Department of the Legislative Assembly, Northern Territory Government

Mr ELFERINK - 1998-06-16

Recently, on ABC radio, the member for Stuart acknowledged increases in police resources. However, he said that they came at the expense of education and health. I understand that some of the 2000 questions to be presented by the Northern Territory branch of the Australian Labor Party also reflect this view. What is the true situation, and what is the likely cost of the government responding to these questions?

ANSWER

Ironically, Madam Speaker, in recent years the opposition has said that the government should spend more on law and order and, in particular, the police. The government’s response has been to do so, as shown in the budget papers. The budget books cost a fair amount of money to print and are available to provide opposition members with information which may assist them to tell Territorians precisely what the circumstances are. The member for Stuart is now saying, after some years of substantial increases to the police budget - and the figure he used was 61%, which is a substantial increase in anybody’s terms - that it is too much.
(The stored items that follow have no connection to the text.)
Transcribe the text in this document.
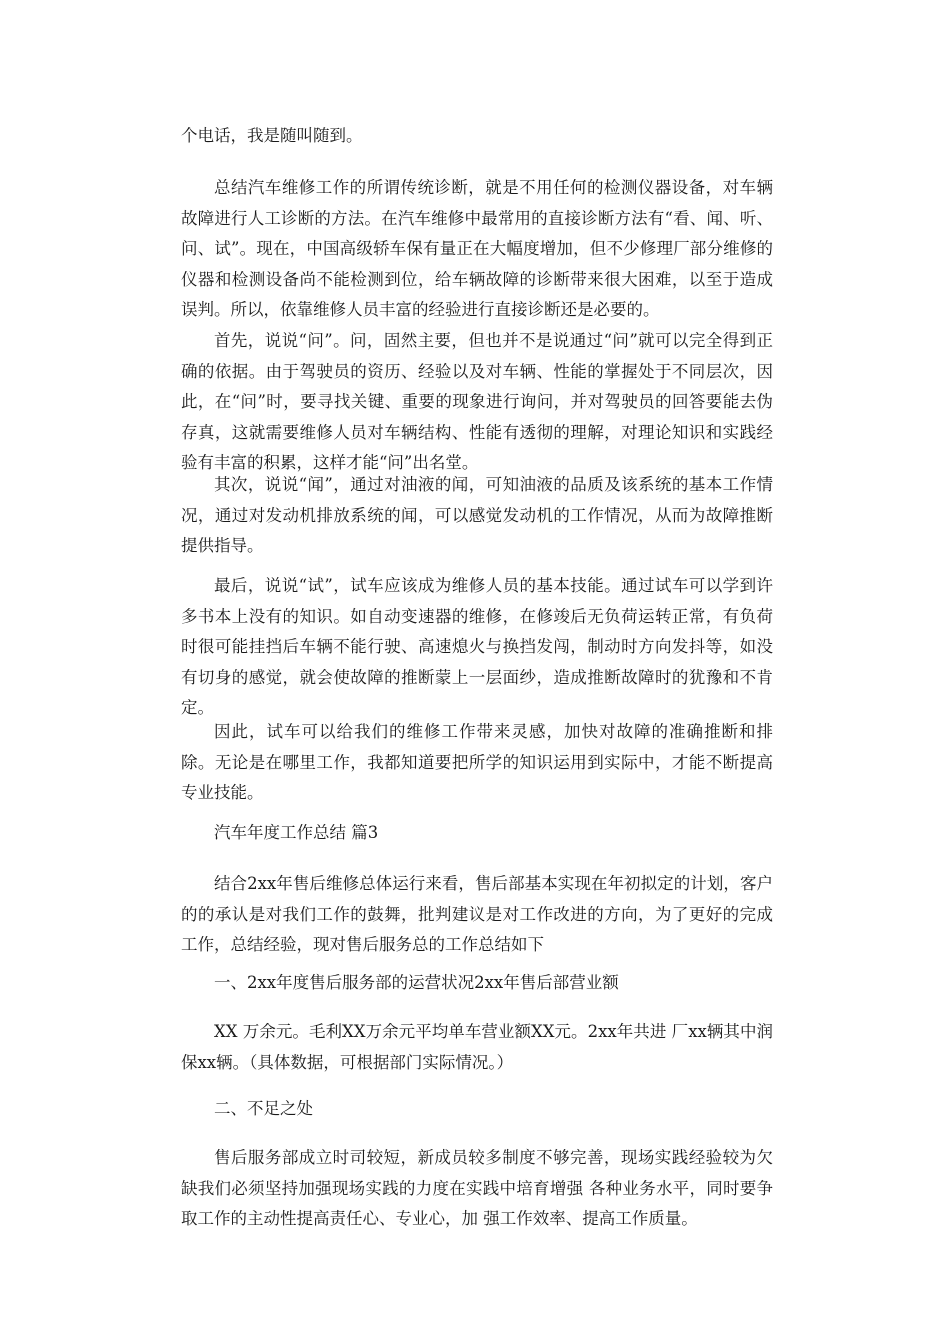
个电话，我是随叫随到。

总结汽车维修工作的所谓传统诊断，就是不用任何的检测仪器设备，对车辆故障进行人工诊断的方法。在汽车维修中最常用的直接诊断方法有“看、闻、听、问、试”。现在，中国高级轿车保有量正在大幅度增加，但不少修理厂部分维修的仪器和检测设备尚不能检测到位，给车辆故障的诊断带来很大困难，以至于造成误判。所以，依靠维修人员丰富的经验进行直接诊断还是必要的。

首先，说说“问”。问，固然主要，但也并不是说通过“问”就可以完全得到正确的依据。由于驾驶员的资历、经验以及对车辆、性能的掌握处于不同层次，因此，在“问”时，要寻找关键、重要的现象进行询问，并对驾驶员的回答要能去伪存真，这就需要维修人员对车辆结构、性能有透彻的理解，对理论知识和实践经验有丰富的积累，这样才能“问”出名堂。

其次，说说“闻”，通过对油液的闻，可知油液的品质及该系统的基本工作情况，通过对发动机排放系统的闻，可以感觉发动机的工作情况，从而为故障推断提供指导。

最后，说说“试”，试车应该成为维修人员的基本技能。通过试车可以学到许多书本上没有的知识。如自动变速器的维修，在修竣后无负荷运转正常，有负荷时很可能挂挡后车辆不能行驶、高速熄火与换挡发闯，制动时方向发抖等，如没有切身的感觉，就会使故障的推断蒙上一层面纱，造成推断故障时的犹豫和不肯定。

因此，试车可以给我们的维修工作带来灵感，加快对故障的准确推断和排除。无论是在哪里工作，我都知道要把所学的知识运用到实际中，才能不断提高专业技能。

汽车年度工作总结 篇3

结合2xx年售后维修总体运行来看，售后部基本实现在年初拟定的计划，客户的的承认是对我们工作的鼓舞，批判建议是对工作改进的方向，为了更好的完成工作，总结经验，现对售后服务总的工作总结如下

一、2xx年度售后服务部的运营状况2xx年售后部营业额

XX 万余元。毛利XX万余元平均单车营业额XX元。2xx年共进 厂xx辆其中润保xx辆。（具体数据，可根据部门实际情况。）

二、不足之处

售后服务部成立时司较短，新成员较多制度不够完善，现场实践经验较为欠缺我们必须坚持加强现场实践的力度在实践中培育增强 各种业务水平，同时要争取工作的主动性提高责任心、专业心，加 强工作效率、提高工作质量。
He wants to take some of it away and give it to health and education because those areas are in a diabolical position.

Has he not read the budget papers? Has he failed to recognise, in years past and in the budget that we will be debating at length over the next few days, that health and education have gained increases? In this budget, those increases will come into effect on 1 July. The member for Stuart shakes his head and says it is not so. I urge him to read the budget papers.

As for Labor’s 2000 questions, if members opposite had focused on quality instead of quantity, they might have been able to gain a little respect in the community. They might have been able to save public servants an enormous amount of time and taxpayers an enormous amount of money. All their 2000 questions have done is to divert the efforts of hardworking public servants away from providing services and towards answering stupid questions asked by the likes of the member for Wanguri. If you doubt that they are stupid questions, Madam Speaker, I invite you to listen to a couple of them. ‘How many solar hot water systems are expected to be installed in Territory households?’ I will get my crystal ball.

Mr TOYNE: A point of order, Madam Speaker! The minister is foreshadowing the debate we are to have this afternoon.

Madam SPEAKER: Yes, but it is in answer to a question. I ask the Treasurer to wind his answer up.

Mr REED: Madam Speaker, the question related to 2000 questions asked by the opposition. The time frame for nurses’ legislation is the subject of another. They also want percentile statistics showing water consumption for each category of customer by millilitre per month. It is not hard to imagine how much ...

Members interjecting.

Mr REED: Madam Speaker, they want to know how many employees in the Northern Territory public sector are of Aboriginal descent. The stupidity of these questions! That is not to mention the one relating to how many people took time off work to attend a funeral ...

Mr Bailey interjecting.

Madam SPEAKER: Order! The member for Wanguri!

Mr REED: The efforts of public servants are being diverted. Members will recall the theatrics of the news process that the opposition went through, with all of the folders containing the 2000 questions stacked up in front of the Leader of the Opposition and the shadow treasurer. I think that was early in the morning of last Friday week. They gave an assurance that the questions would all be there and that we would have them that day. When did we get them, Madam Speaker? I think it was at 4.21 pm on that day. If that is not being cute, if that does not put more pressure on public servants ...

Mr Stirling interjecting.

Mr REED: You were happy to hold a media conference in the morning with all the questions in the folders, but not provide them to us until 4.21 that afternoon. There is something shonky about your operation. It might have been only 4 or 6 hours, but the public servants who had to work on these questions would have appreciated the extra time, given that the following Monday was a public holiday.

Consider the time committed by agencies. It took the Department of Transport and Works 75.5 person/days to assemble the answers to the questions from members opposite. It took Territory Health Services 54 person/days and the Department of Lands, Planning and Environment 70 person/days.

Mr Stirling: Are Territorians not entitled to the information?

Mr REED: They are entitled to it. However, it is not the quantity, it is the quality that counts. The Leader of the Opposition wants to talk about 2000 questions because it sounds good. However, it has a hollow ring when one hears what some of the questions are. ‘How many people went to funerals over the last year?’. What a load of nonsense! The time taken by agencies ranged from 75.5 days, the highest commitment by an agency, to a few hours for some of the smaller agencies. The cost of preparing the answers to those questions exceeds $168 000. Do members opposite think that that is a useful form of expenditure of taxpayers’ money? I suggest they make the most of the budget debate process. It is too late for this year. They have messed it up again. They have followed their previous practice and have failed to ask for meaningful information that they might be able to use. They have focused again on quantity, not quality. Next year, I urge them to work on something that may be more productive for Territorians.

Madam SPEAKER: I remind ministers to keep their answers short. I remind members of the opposition that their interjections are becoming unruly.